Suppose that $A$ is cyclic. Then there exists $ x \in A$ such that $A = \langle x\rangle $. Let $m$ be the cardinal of $A$ (so $m$ is also the order of $x$).

If why suppose that $\phi $ is injective then why do we have that $\phi(A) = \mathbb{U}_m$ where $\mathbb{U}_m$ denotes the group of units?

Since $A = \langle x \rangle $, we have that $\phi(A) = \langle \phi(x)\rangle $. If $m$ is the order of $x$, then $\phi(x^m) = 1 $, so $(\phi(x))^m = 1$.
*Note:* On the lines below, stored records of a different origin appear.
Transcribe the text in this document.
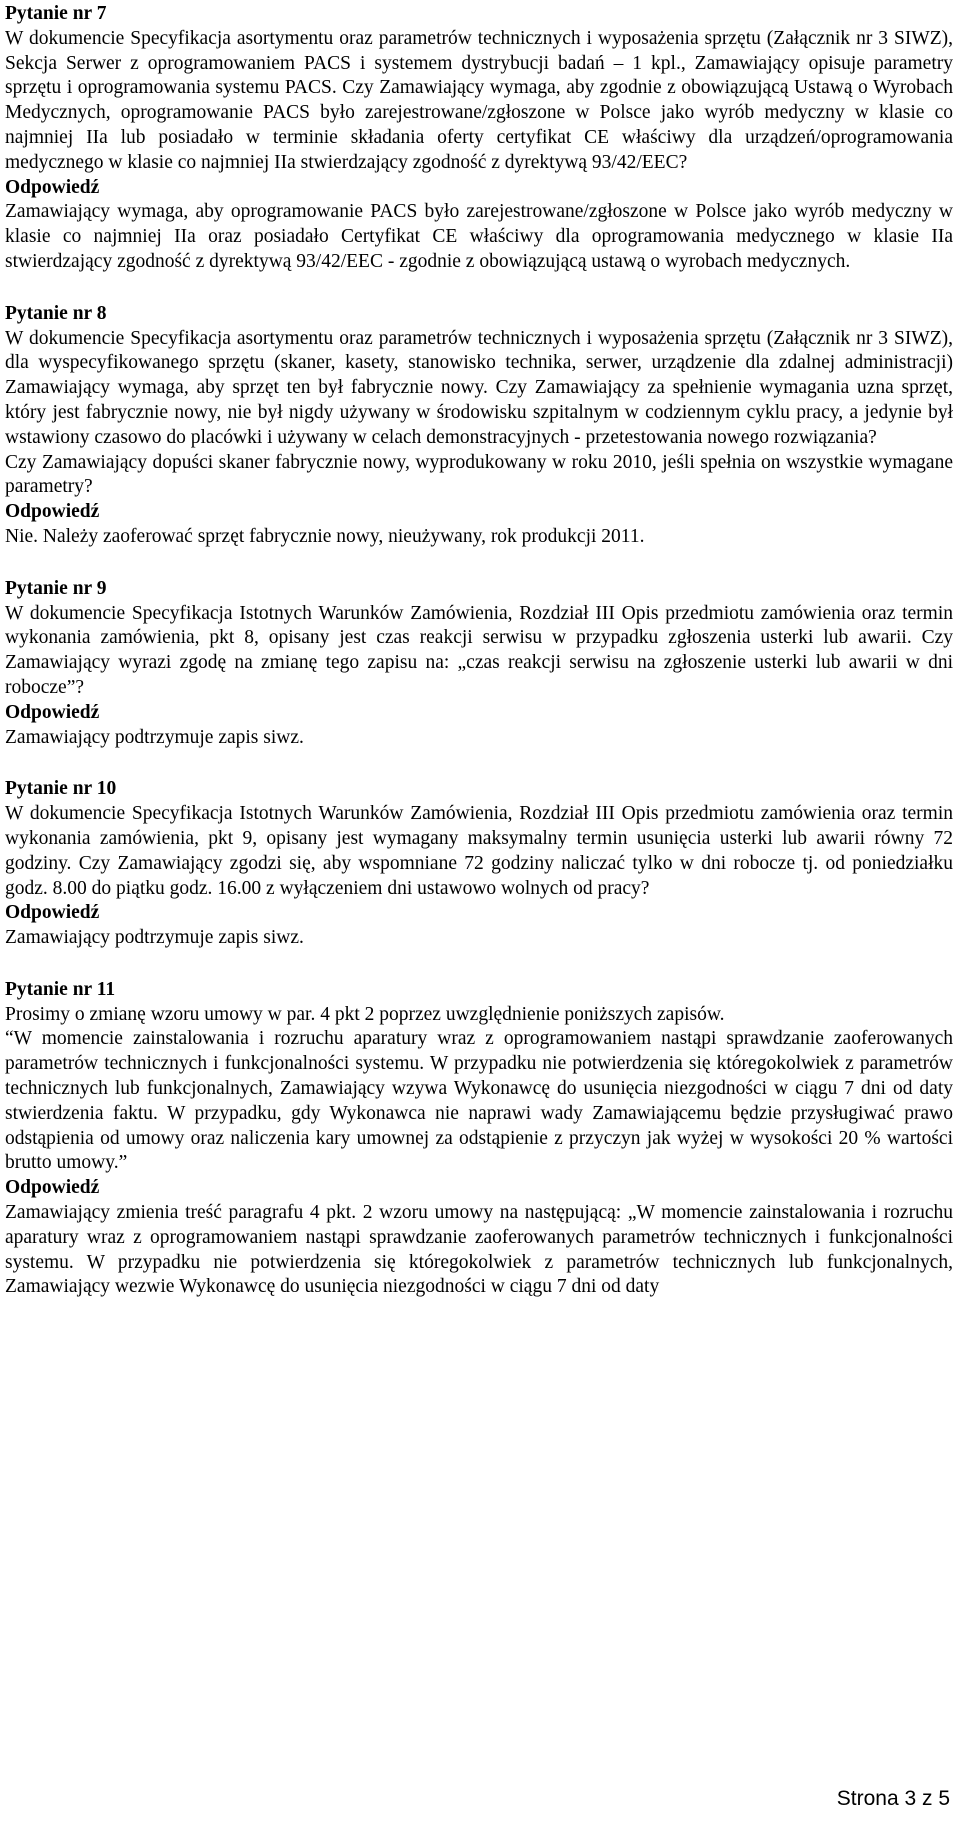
Pytanie nr 7

W dokumencie Specyfikacja asortymentu oraz parametrów technicznych i wyposażenia sprzętu (Załącznik nr 3 SIWZ), Sekcja Serwer z oprogramowaniem PACS i systemem dystrybucji badań – 1 kpl., Zamawiający opisuje parametry sprzętu i oprogramowania systemu PACS. Czy Zamawiający wymaga, aby zgodnie z obowiązującą Ustawą o Wyrobach Medycznych, oprogramowanie PACS było zarejestrowane/zgłoszone w Polsce jako wyrób medyczny w klasie co najmniej IIa lub posiadało w terminie składania oferty certyfikat CE właściwy dla urządzeń/oprogramowania medycznego w klasie co najmniej IIa stwierdzający zgodność z dyrektywą 93/42/EEC?

Odpowiedź

Zamawiający wymaga, aby oprogramowanie PACS było zarejestrowane/zgłoszone w Polsce jako wyrób medyczny w klasie co najmniej IIa oraz posiadało Certyfikat CE właściwy dla oprogramowania medycznego w klasie IIa stwierdzający zgodność z dyrektywą 93/42/EEC - zgodnie z obowiązującą ustawą o wyrobach medycznych.

Pytanie nr 8

W dokumencie Specyfikacja asortymentu oraz parametrów technicznych i wyposażenia sprzętu (Załącznik nr 3 SIWZ), dla wyspecyfikowanego sprzętu (skaner, kasety, stanowisko technika, serwer, urządzenie dla zdalnej administracji) Zamawiający wymaga, aby sprzęt ten był fabrycznie nowy. Czy Zamawiający za spełnienie wymagania uzna sprzęt, który jest fabrycznie nowy, nie był nigdy używany w środowisku szpitalnym w codziennym cyklu pracy, a jedynie był wstawiony czasowo do placówki i używany w celach demonstracyjnych - przetestowania nowego rozwiązania?

Czy Zamawiający dopuści skaner fabrycznie nowy, wyprodukowany w roku 2010, jeśli spełnia on wszystkie wymagane parametry?

Odpowiedź

Nie. Należy zaoferować sprzęt fabrycznie nowy, nieużywany, rok produkcji 2011.

Pytanie nr 9

W dokumencie Specyfikacja Istotnych Warunków Zamówienia, Rozdział III Opis przedmiotu zamówienia oraz termin wykonania zamówienia, pkt 8, opisany jest czas reakcji serwisu w przypadku zgłoszenia usterki lub awarii. Czy Zamawiający wyrazi zgodę na zmianę tego zapisu na: „czas reakcji serwisu na zgłoszenie usterki lub awarii w dni robocze”?

Odpowiedź

Zamawiający podtrzymuje zapis siwz.

Pytanie nr 10

W dokumencie Specyfikacja Istotnych Warunków Zamówienia, Rozdział III Opis przedmiotu zamówienia oraz termin wykonania zamówienia, pkt 9, opisany jest wymagany maksymalny termin usunięcia usterki lub awarii równy 72 godziny. Czy Zamawiający zgodzi się, aby wspomniane 72 godziny naliczać tylko w dni robocze tj. od poniedziałku godz. 8.00 do piątku godz. 16.00 z wyłączeniem dni ustawowo wolnych od pracy?

Odpowiedź

Zamawiający podtrzymuje zapis siwz.

Pytanie nr 11

Prosimy o zmianę wzoru umowy w par. 4 pkt 2 poprzez uwzględnienie poniższych zapisów.

“W momencie zainstalowania i rozruchu aparatury wraz z oprogramowaniem nastąpi sprawdzanie zaoferowanych parametrów technicznych i funkcjonalności systemu. W przypadku nie potwierdzenia się któregokolwiek z parametrów technicznych lub funkcjonalnych, Zamawiający wzywa Wykonawcę do usunięcia niezgodności w ciągu 7 dni od daty stwierdzenia faktu. W przypadku, gdy Wykonawca nie naprawi wady Zamawiającemu będzie przysługiwać prawo odstąpienia od umowy oraz naliczenia kary umownej za odstąpienie z przyczyn jak wyżej w wysokości 20 % wartości brutto umowy.”

Odpowiedź

Zamawiający zmienia treść paragrafu 4 pkt. 2 wzoru umowy na następującą: „W momencie zainstalowania i rozruchu aparatury wraz z oprogramowaniem nastąpi sprawdzanie zaoferowanych parametrów technicznych i funkcjonalności systemu. W przypadku nie potwierdzenia się któregokolwiek z parametrów technicznych lub funkcjonalnych, Zamawiający wezwie Wykonawcę do usunięcia niezgodności w ciągu 7 dni od daty

Strona 3 z 5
Where do we use that $\phi$ is injective?

Answer 1

I suppose that by the group of units $\mathbb{U}_m$ you mean the group of $m$-th roots of unity. Consider the following example:

$A\simeq C_4$, where $C_4$ is the cyclic group of order $4$. Then $A=\langle x\rangle$ where $x^4=1$. Let $\phi:A\rightarrow\mathbb{C}^*$ be given by $\phi(x)=-1$, then $\phi$ is a homomorphism but $\phi(A)=\mathbb{U}_2\neq \mathbb{U}_4$. What happened is that $\phi$ is not injective, in fact $\phi(x)=\phi(x^3)=-1$. You are using injectivity to show that $\phi(x)$ will also have order $m$ (and not some divisor of $m$).

Answer 2

Since $e^2=e$, but the only complex numbers that are idempotent are $0$ and $1$, we know $e$ must map to $1$

Every $\phi(a)$ for $a\in A$ is a root of $x^m-1$, since $a^m=e$ in $A$, and $e$ must map to $1$.

Because $\phi$ is injective, the image of $\phi$ contains $m$ distinct elements, and so it consists precisely of all complex roots of $x^m-1$. These roots are precisely the $m$th roots of unity, $\mathbb{U}_m$.